I explained to him that the algorithm that Google uses is difficult to game, although of course if you put enough new material about yourself in the public domain, eventually the old news falls down the list of hits.

But it is a new and potentially devastating reputational problem that any comment about you, however partial or inaccurate, now remains on the web seemingly for ever. You can never escape the ill-considered interview, the foolish photo opportunity, the Facebook error of judgment, or indeed the malicious and wholly partial diary piece.

As someone who wrote articles for the Daily Mail for over a decade which were never short of trenchant opinion, I am sometimes mildly disturbed that all these views, some of which I have changed or revised quite dramatically, will now for ever be associated with me by anyone who can manipulate the simplest internet interface.

Eternal gift

There are, however, some consolations.

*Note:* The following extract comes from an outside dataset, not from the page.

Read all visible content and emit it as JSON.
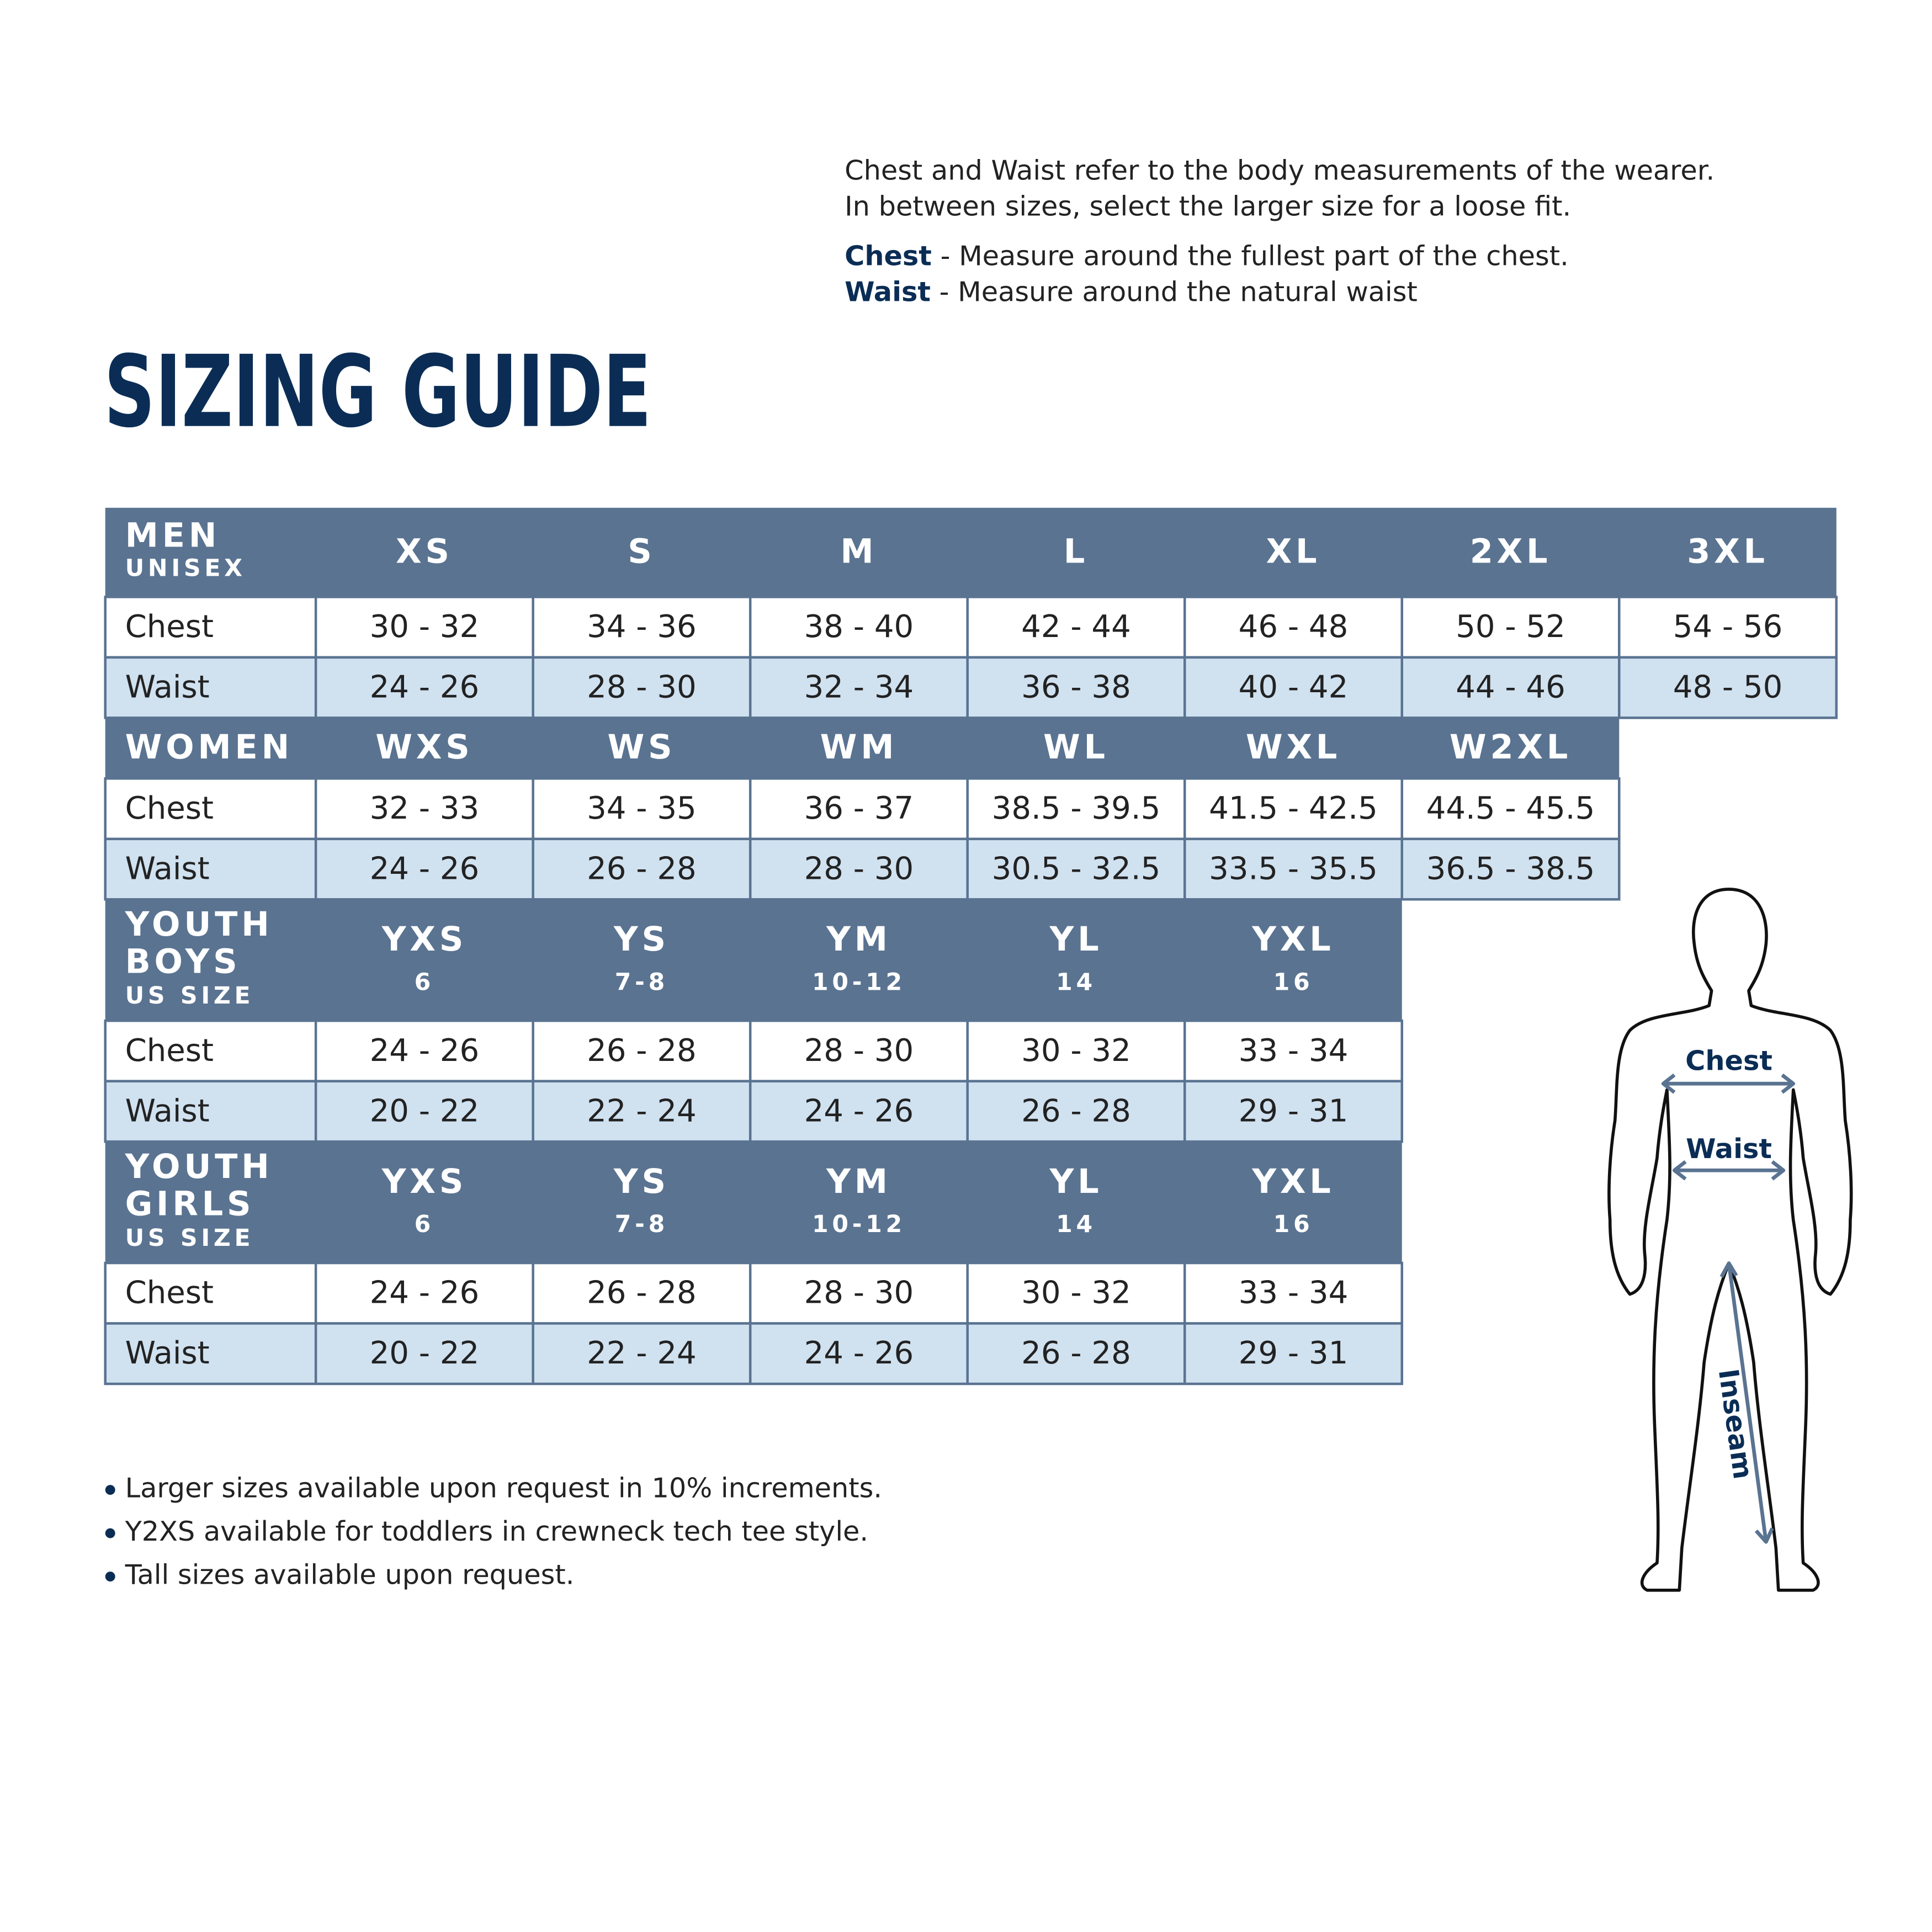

If you write an article or do an interview of which you are proud, it no longer dies with that day’s edition of the paper. A client of mine recently wrote an interesting and considered piece on his approach to philanthropy. It appeared and garnered favourable comment, but far more significantly, whenever anyone now searches for his name in this context, they will encounter his views on the subject. He has made a permanent rather than a fleeting contribution to an important debate.

All this means that we need to behave in a different way. Despite the ease with which technology allows us to disseminate our views, we should weigh our words far more carefully than we did in any earlier age. We should consider whether that tweet, email or article will be something we will be comfortable to be associated with in twenty years’ time.

Yet at the same time we should take comfort from the fact that when we do make a contribution to public debate of which we are proud, its influence may continue long after we have forgotten it.